Sadece bu mu? Değil elbette. Üstüne üstlük "Sesi çağlar öncesinden gelen şahsın, bir devlet kurumunun başında oturup, söylemini kutsal sayılan değerler üzerine inşa ederek halkı kin ve düşmanlığa tahrik etmesindeki kan kokan cüreti..." gibi Ali Erbaş nezdinde İslam dinini ve bu dinin gelmiş geçmiş bütün müntesiplerini hedef alan son derece tahakkümcü, faşist bir yaklaşım ortaya koyuyor.
Baroların sicili malum; İslam karşıtı bilinir, darbe şakşakçılıklarıyla tanınırlar. Sadece barolar değil, Türk Tabipler Odası da öyle. Hatırlayın, “Savaş bir halk sağlığı sorunudur” diyerek Afrin operasyonunu “savaş” olarak nitelendirmiş ve terör örgütünün propagandasını yapmıştı.
Kovid-19 salgınıyla mücadelede de mütemadiyen Türkiye aleyhine açıklamalarla bulundu, sağlık sistemi ve çalışanlarının başarısını gölgelemeye çalıştı.
Yani daha temelde meslek odalarının statüsü ile ilgili bir sorunumuz var bizim. Bunu değiştirmedikçe benzer açıklamaları hep işiteceğiz.
Bir darbe anayasasının mahsulü olan ve “rejimi korumak” üzere ideolojik aparat işlevi gören meslek odaları, zorunlu üyelik, bağış şartı ve kamu kurumu niteliğindeki yapıları değişmediği sürece 5. Kol faaliyeti yapmaya devam edecektir.
Ankara Barosu’nun vahim açıklaması buna vesile olabilir. 2012’de gündeme gelen fakat akabinde memleketin içine girdiği türbülans sebebiyle rafa kaldırılan meslek odalarının yapısını dair reform yeniden gündeme alınabilir.

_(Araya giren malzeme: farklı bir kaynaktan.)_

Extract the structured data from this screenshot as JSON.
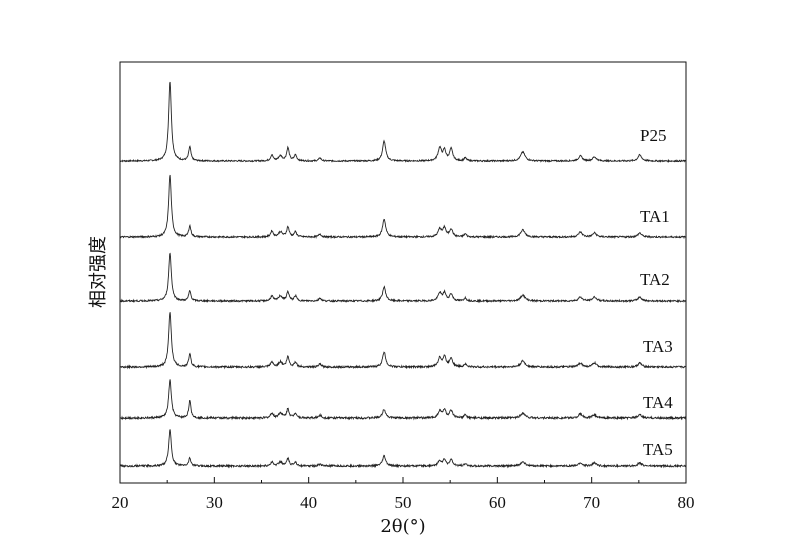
{
  "chart_data": {
    "type": "line",
    "title": "",
    "xlabel": "2θ(°)",
    "ylabel": "相对强度",
    "xlim": [
      20,
      80
    ],
    "xticks": [
      20,
      30,
      40,
      50,
      60,
      70,
      80
    ],
    "grid": false,
    "legend": "none",
    "peak_positions": [
      25.3,
      27.4,
      36.1,
      37.0,
      37.8,
      38.6,
      41.2,
      48.0,
      53.9,
      54.4,
      55.1,
      56.6,
      62.7,
      68.8,
      70.3,
      75.1
    ],
    "series": [
      {
        "name": "P25",
        "peaks": [
          80,
          14,
          6,
          5,
          13,
          6,
          3,
          20,
          13,
          10,
          12,
          3,
          9,
          5,
          4,
          6
        ],
        "noise": 0.7
      },
      {
        "name": "TA1",
        "peaks": [
          62,
          11,
          6,
          5,
          10,
          5,
          3,
          18,
          8,
          9,
          8,
          3,
          7,
          5,
          4,
          4
        ],
        "noise": 0.8
      },
      {
        "name": "TA2",
        "peaks": [
          48,
          10,
          5,
          5,
          9,
          5,
          3,
          14,
          8,
          8,
          7,
          3,
          6,
          4,
          4,
          4
        ],
        "noise": 0.8
      },
      {
        "name": "TA3",
        "peaks": [
          55,
          13,
          5,
          5,
          10,
          5,
          3,
          15,
          9,
          10,
          9,
          3,
          6,
          4,
          4,
          4
        ],
        "noise": 0.9
      },
      {
        "name": "TA4",
        "peaks": [
          38,
          17,
          5,
          5,
          9,
          5,
          3,
          9,
          7,
          8,
          7,
          3,
          5,
          4,
          3,
          3
        ],
        "noise": 1.0
      },
      {
        "name": "TA5",
        "peaks": [
          36,
          8,
          4,
          4,
          7,
          4,
          2,
          10,
          5,
          6,
          6,
          2,
          4,
          3,
          3,
          3
        ],
        "noise": 0.9
      }
    ]
  }
}
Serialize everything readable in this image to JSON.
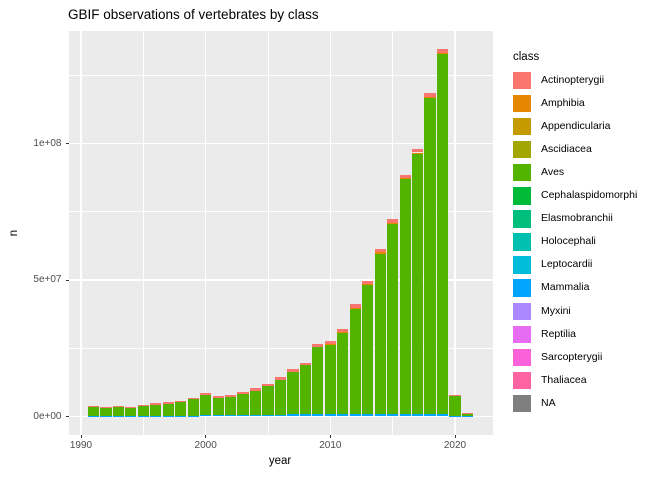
{
  "title": "GBIF observations of vertebrates by class",
  "x_axis": {
    "label": "year",
    "major_ticks": [
      1990,
      2000,
      2010,
      2020
    ],
    "minor_ticks": [
      1995,
      2005,
      2015
    ]
  },
  "y_axis": {
    "label": "n",
    "ticks": [
      {
        "value": 0,
        "label": "0e+00"
      },
      {
        "value": 50000000,
        "label": "5e+07"
      },
      {
        "value": 100000000,
        "label": "1e+08"
      }
    ],
    "minor_ticks": [
      25000000,
      75000000,
      125000000
    ]
  },
  "legend": {
    "title": "class",
    "items": [
      {
        "label": "Actinopterygii",
        "color": "#F8766D"
      },
      {
        "label": "Amphibia",
        "color": "#E58700"
      },
      {
        "label": "Appendicularia",
        "color": "#C49A00"
      },
      {
        "label": "Ascidiacea",
        "color": "#A3A500"
      },
      {
        "label": "Aves",
        "color": "#53B400"
      },
      {
        "label": "Cephalaspidomorphi",
        "color": "#00BA38"
      },
      {
        "label": "Elasmobranchii",
        "color": "#00BF7D"
      },
      {
        "label": "Holocephali",
        "color": "#00C0AF"
      },
      {
        "label": "Leptocardii",
        "color": "#00BCD8"
      },
      {
        "label": "Mammalia",
        "color": "#00A5FF"
      },
      {
        "label": "Myxini",
        "color": "#AC88FF"
      },
      {
        "label": "Reptilia",
        "color": "#E76BF3"
      },
      {
        "label": "Sarcopterygii",
        "color": "#FB62D9"
      },
      {
        "label": "Thaliacea",
        "color": "#FF63A2"
      },
      {
        "label": "NA",
        "color": "#7F7F7F"
      }
    ]
  },
  "chart_data": {
    "type": "bar",
    "stacked": true,
    "title": "GBIF observations of vertebrates by class",
    "xlabel": "year",
    "ylabel": "n",
    "xlim": [
      1989,
      2022.5
    ],
    "ylim": [
      0,
      141000000
    ],
    "grid": true,
    "legend_position": "right",
    "x": [
      1991,
      1992,
      1993,
      1994,
      1995,
      1996,
      1997,
      1998,
      1999,
      2000,
      2001,
      2002,
      2003,
      2004,
      2005,
      2006,
      2007,
      2008,
      2009,
      2010,
      2011,
      2012,
      2013,
      2014,
      2015,
      2016,
      2017,
      2018,
      2019,
      2020,
      2021
    ],
    "stack_order_top_to_bottom": [
      "Actinopterygii",
      "Amphibia",
      "Aves",
      "Mammalia"
    ],
    "series": [
      {
        "name": "Actinopterygii",
        "color": "#F8766D",
        "values": [
          400000,
          350000,
          400000,
          350000,
          450000,
          500000,
          500000,
          550000,
          600000,
          700000,
          600000,
          650000,
          700000,
          800000,
          900000,
          1000000,
          1100000,
          900000,
          1300000,
          1100000,
          1200000,
          1300000,
          1200000,
          1200000,
          1200000,
          1200000,
          1200000,
          1300000,
          1300000,
          200000,
          50000
        ]
      },
      {
        "name": "Amphibia",
        "color": "#E58700",
        "values": [
          0,
          0,
          0,
          0,
          0,
          0,
          0,
          0,
          0,
          0,
          0,
          0,
          0,
          0,
          0,
          0,
          0,
          0,
          0,
          300000,
          300000,
          300000,
          400000,
          400000,
          500000,
          500000,
          500000,
          500000,
          500000,
          50000,
          0
        ]
      },
      {
        "name": "Aves",
        "color": "#53B400",
        "values": [
          3450000,
          3100000,
          3250000,
          3100000,
          3600000,
          4150000,
          4550000,
          5000000,
          6150000,
          7300000,
          6300000,
          6750000,
          7800000,
          8800000,
          10300000,
          12700000,
          15400000,
          18000000,
          24500000,
          25500000,
          29900000,
          38600000,
          47200000,
          58800000,
          69600000,
          86000000,
          95300000,
          115600000,
          131700000,
          7450000,
          1300000
        ]
      },
      {
        "name": "Mammalia",
        "color": "#00A5FF",
        "values": [
          150000,
          150000,
          150000,
          150000,
          150000,
          150000,
          150000,
          150000,
          150000,
          500000,
          500000,
          500000,
          600000,
          700000,
          700000,
          700000,
          800000,
          800000,
          800000,
          800000,
          800000,
          1000000,
          900000,
          900000,
          900000,
          900000,
          900000,
          1000000,
          1000000,
          200000,
          50000
        ]
      }
    ],
    "totals_approx": [
      4000000,
      3600000,
      3800000,
      3600000,
      4200000,
      4800000,
      5200000,
      5700000,
      6900000,
      8500000,
      7400000,
      7900000,
      9100000,
      10300000,
      11900000,
      14400000,
      17300000,
      19700000,
      26600000,
      27700000,
      32200000,
      41200000,
      49700000,
      61300000,
      72200000,
      88600000,
      97900000,
      118400000,
      134500000,
      7900000,
      1400000
    ]
  }
}
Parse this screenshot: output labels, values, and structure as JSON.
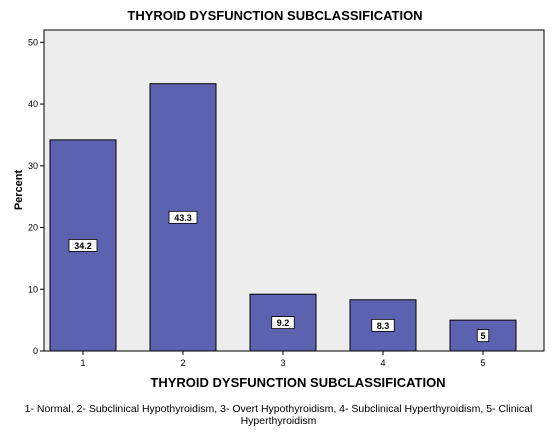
{
  "chart_data": {
    "type": "bar",
    "title": "THYROID DYSFUNCTION SUBCLASSIFICATION",
    "xlabel": "THYROID DYSFUNCTION SUBCLASSIFICATION",
    "ylabel": "Percent",
    "categories": [
      "1",
      "2",
      "3",
      "4",
      "5"
    ],
    "values": [
      34.2,
      43.3,
      9.2,
      8.3,
      5
    ],
    "data_labels": [
      "34.2",
      "43.3",
      "9.2",
      "8.3",
      "5"
    ],
    "yticks": [
      "0",
      "10",
      "20",
      "30",
      "40",
      "50"
    ],
    "ylim": [
      0,
      52
    ],
    "grid": false,
    "bar_color": "#5b63b0",
    "bar_edge_color": "#000000",
    "plot_background": "#ededed"
  },
  "footnote": "1- Normal, 2- Subclinical Hypothyroidism, 3- Overt Hypothyroidism, 4- Subclinical Hyperthyroidism, 5- Clinical Hyperthyroidism"
}
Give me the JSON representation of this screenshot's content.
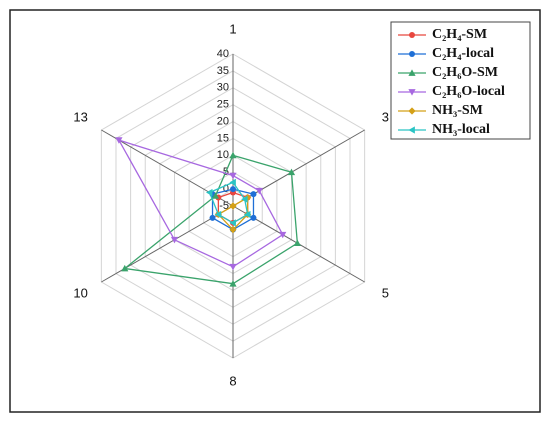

Bütün olarak bir meslek grubu adına konuşan ama asla meslek mensuplarının tamamını temsil etmeyen bu tekelci oluşumlar ya tümden ortadan kaldırılmalı ya da üyeliğin isteğe bağlı olduğu dernek ve STK hüviyetine kavuşturulmalı.
İnsanlığı tehdit eder boyutlara gelen ve o nispette de meşruiyet elde etmeye çalışan eşcinsellik savunuculuğu bizim ülkemizde, bir de bunların üstüne, laikliğin teminatı sayılıyor handiyse. Eşcinselliği normalleştirmenin ve bir kimlik siyaseti haline getirmenin dahası din ve vicdan hürriyeti gibi temel bir hakkın diyeti olarak Müslümanlara dayatmanın tohumları 28 Şubat günlerinde atılmıştı aslında. Başörtülülerin haklarını savunan liberal sol cenahın demokratlık testiydi bu bize. Bugün artık ailenin ve nesebin korunması gibi en temel gereklilikleri tehlikeye atacak boyutlara ulaşmış durumda.
Papa’dan da olur aldıklarına göre öyle gözüküyor ki bu durumdan sadece Müslümanlar müşteki.